Common Pitfall

 「登っても登ってもグレードが上がらないとはどういうことだ、こんなに頑張っているのに」なんてどなりこもうにも、クレーマーも窓口もじぶんだからやり場がない。頑張っても伸びないのはツライものである。

 

 上達曲線の勾配は先に行くほど緩やかになるものだから、そのあたりは受け入れないとならないが、それにしても、である。

 何年も同じグレードでもがきつづけていると、そのうちにその日その状態で一生懸命トライするのが目的化してしまって、コンディションを高める努力を忘れてしまうことがある。とくにクライミングはできるかできないかのところをトライするのがおもしろいので、グレードを気にしなければ不幸になることもない。そもそも取り組み方はひとそれぞれである。

 

 まあ、そうはいっても、これもある程度までしかあてはまらなくて、それというのも「できなかったことができるようになる」のがクライミングのもうひとつのおもしろさになっているからだ。それを端的にあらわすものがグレードである。われわれは個人的限界をプッシュして前進することに喜びを感じる種族なのである。

 

 頑張っているのに伸びない、そんなときは、努力の方向をまちがえていることもあるけれど、もっと多いのは、すでにけっこう頑張って伸ばしてきているために、頑張った結果としての伸びが小さくなっていて、目に見える形にまでいたっていない、つまりグレード更新には足りないが近づいている、こんなケースである。

 

 終点もわからずひたすら走りつづけるのは精神的にキツイから、われわれはいくら頑張っても伸びないと感じると、結果が数値化されやすい筋トレに走ったり、片手懸垂でもしてみようかと一芸に取り組んでみたりする。普通のことだと思う。

 

 それで考えたのだけれど、いつもの登りを数値化して、漸進性の法則をあてはめられるように工夫してみてはどうだろう? たとえば初段を10点、1級を9点、2級を8点、3級を7点、というようにして、その日のうちに登った合計を出して、少しずつ増やす努力をするのである。

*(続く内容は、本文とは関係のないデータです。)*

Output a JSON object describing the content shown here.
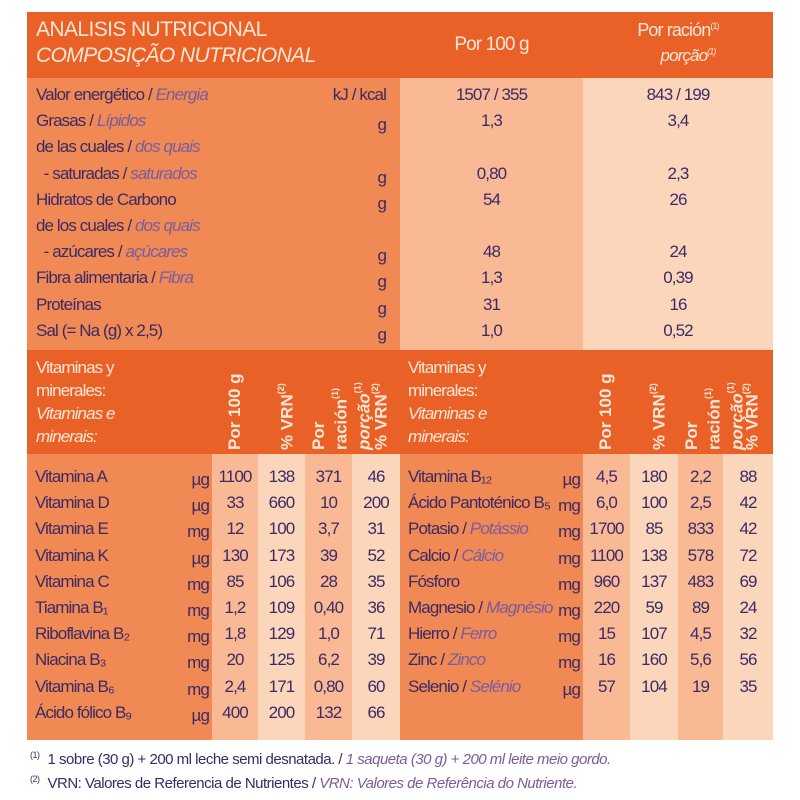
{
  "header": {
    "title_es": "ANALISIS NUTRICIONAL",
    "title_pt": "COMPOSIÇÃO NUTRICIONAL",
    "per100": "Por 100 g",
    "per_serving_es": "Por ración",
    "per_serving_pt": "porção",
    "footnote_ref_1": "(1)"
  },
  "nutrition": [
    {
      "es": "Valor energético / ",
      "pt": "Energia",
      "unit": "kJ / kcal",
      "per100": "1507 / 355",
      "serving": "843 / 199"
    },
    {
      "es": "Grasas / ",
      "pt": "Lípidos",
      "unit": "g",
      "per100": "1,3",
      "serving": "3,4"
    },
    {
      "es": "de las cuales / ",
      "pt": "dos quais",
      "unit": "",
      "per100": "",
      "serving": ""
    },
    {
      "es": "  - saturadas / ",
      "pt": "saturados",
      "unit": "g",
      "per100": "0,80",
      "serving": "2,3"
    },
    {
      "es": "Hidratos de Carbono",
      "pt": "",
      "unit": "g",
      "per100": "54",
      "serving": "26"
    },
    {
      "es": "de los cuales / ",
      "pt": "dos quais",
      "unit": "",
      "per100": "",
      "serving": ""
    },
    {
      "es": "  - azúcares / ",
      "pt": "açúcares",
      "unit": "g",
      "per100": "48",
      "serving": "24"
    },
    {
      "es": "Fibra alimentaria / ",
      "pt": "Fibra",
      "unit": "g",
      "per100": "1,3",
      "serving": "0,39"
    },
    {
      "es": "Proteínas",
      "pt": "",
      "unit": "g",
      "per100": "31",
      "serving": "16"
    },
    {
      "es": "Sal (= Na (g) x 2,5)",
      "pt": "",
      "unit": "g",
      "per100": "1,0",
      "serving": "0,52"
    }
  ],
  "vitamins_header": {
    "label_es_1": "Vitaminas y",
    "label_es_2": "minerales:",
    "label_pt_1": "Vitaminas e",
    "label_pt_2": "minerais:",
    "per100": "Por 100 g",
    "vrn": "% VRN",
    "vrn_ref": "(2)",
    "serving_es": "Por ración",
    "serving_pt": "porção",
    "serving_ref": "(1)"
  },
  "vitamins_left": [
    {
      "es": "Vitamina A",
      "pt": "",
      "unit": "µg",
      "per100": "1100",
      "vrn100": "138",
      "serving": "371",
      "vrnServing": "46"
    },
    {
      "es": "Vitamina D",
      "pt": "",
      "unit": "µg",
      "per100": "33",
      "vrn100": "660",
      "serving": "10",
      "vrnServing": "200"
    },
    {
      "es": "Vitamina E",
      "pt": "",
      "unit": "mg",
      "per100": "12",
      "vrn100": "100",
      "serving": "3,7",
      "vrnServing": "31"
    },
    {
      "es": "Vitamina K",
      "pt": "",
      "unit": "µg",
      "per100": "130",
      "vrn100": "173",
      "serving": "39",
      "vrnServing": "52"
    },
    {
      "es": "Vitamina C",
      "pt": "",
      "unit": "mg",
      "per100": "85",
      "vrn100": "106",
      "serving": "28",
      "vrnServing": "35"
    },
    {
      "es": "Tiamina B₁",
      "pt": "",
      "unit": "mg",
      "per100": "1,2",
      "vrn100": "109",
      "serving": "0,40",
      "vrnServing": "36"
    },
    {
      "es": "Riboflavina B₂",
      "pt": "",
      "unit": "mg",
      "per100": "1,8",
      "vrn100": "129",
      "serving": "1,0",
      "vrnServing": "71"
    },
    {
      "es": "Niacina B₃",
      "pt": "",
      "unit": "mg",
      "per100": "20",
      "vrn100": "125",
      "serving": "6,2",
      "vrnServing": "39"
    },
    {
      "es": "Vitamina B₆",
      "pt": "",
      "unit": "mg",
      "per100": "2,4",
      "vrn100": "171",
      "serving": "0,80",
      "vrnServing": "60"
    },
    {
      "es": "Ácido fólico B₉",
      "pt": "",
      "unit": "µg",
      "per100": "400",
      "vrn100": "200",
      "serving": "132",
      "vrnServing": "66"
    }
  ],
  "vitamins_right": [
    {
      "es": "Vitamina B₁₂",
      "pt": "",
      "unit": "µg",
      "per100": "4,5",
      "vrn100": "180",
      "serving": "2,2",
      "vrnServing": "88"
    },
    {
      "es": "Ácido Pantoténico B₅",
      "pt": "",
      "unit": "mg",
      "per100": "6,0",
      "vrn100": "100",
      "serving": "2,5",
      "vrnServing": "42"
    },
    {
      "es": "Potasio / ",
      "pt": "Potássio",
      "unit": "mg",
      "per100": "1700",
      "vrn100": "85",
      "serving": "833",
      "vrnServing": "42"
    },
    {
      "es": "Calcio / ",
      "pt": "Cálcio",
      "unit": "mg",
      "per100": "1100",
      "vrn100": "138",
      "serving": "578",
      "vrnServing": "72"
    },
    {
      "es": "Fósforo",
      "pt": "",
      "unit": "mg",
      "per100": "960",
      "vrn100": "137",
      "serving": "483",
      "vrnServing": "69"
    },
    {
      "es": "Magnesio / ",
      "pt": "Magnésio",
      "unit": "mg",
      "per100": "220",
      "vrn100": "59",
      "serving": "89",
      "vrnServing": "24"
    },
    {
      "es": "Hierro / ",
      "pt": "Ferro",
      "unit": "mg",
      "per100": "15",
      "vrn100": "107",
      "serving": "4,5",
      "vrnServing": "32"
    },
    {
      "es": "Zinc / ",
      "pt": "Zinco",
      "unit": "mg",
      "per100": "16",
      "vrn100": "160",
      "serving": "5,6",
      "vrnServing": "56"
    },
    {
      "es": "Selenio / ",
      "pt": "Selénio",
      "unit": "µg",
      "per100": "57",
      "vrn100": "104",
      "serving": "19",
      "vrnServing": "35"
    }
  ],
  "footnotes": [
    {
      "ref": "(1)",
      "es": "1 sobre (30 g) + 200 ml leche semi desnatada. / ",
      "pt": "1 saqueta (30 g) + 200 ml leite meio gordo."
    },
    {
      "ref": "(2)",
      "es": "VRN: Valores de Referencia de Nutrientes / ",
      "pt": "VRN: Valores de Referência do Nutriente."
    }
  ],
  "colors": {
    "header": "#ea6127",
    "label_bg": "#f08953",
    "col_a": "#f8b994",
    "col_b": "#fcd6bb",
    "text": "#3b2a66",
    "text_pt": "#7a5c9e"
  }
}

岩場で一日合計何段、などでもかまわない。

 

 それも面倒な人は毎月ロッキーを巡礼して集大成をトライしてもいい。あれは上位10課題の合計点だから、継続するうちに数字が収斂してきて、自然とじぶんにとってむずかしい課題をさわるようになる。使わない手はないと思う。

 

 あとは、プラトーに入ったと感じたら(というか、そうでなくてもいつでも)、毎回の登りの内容を密に記録することである。あとになって客観的に把握できるものがあると、長期的に自分がちゃんと伸びていることがわかってくるものだ。

 

 チマチマ記録をつけるのは面倒だけど、ためにはなる。その時その場でつねに強くありたいのはわかるが、こつこつと努力して、格好いい課題を登るというのも、いいのではないかと思う。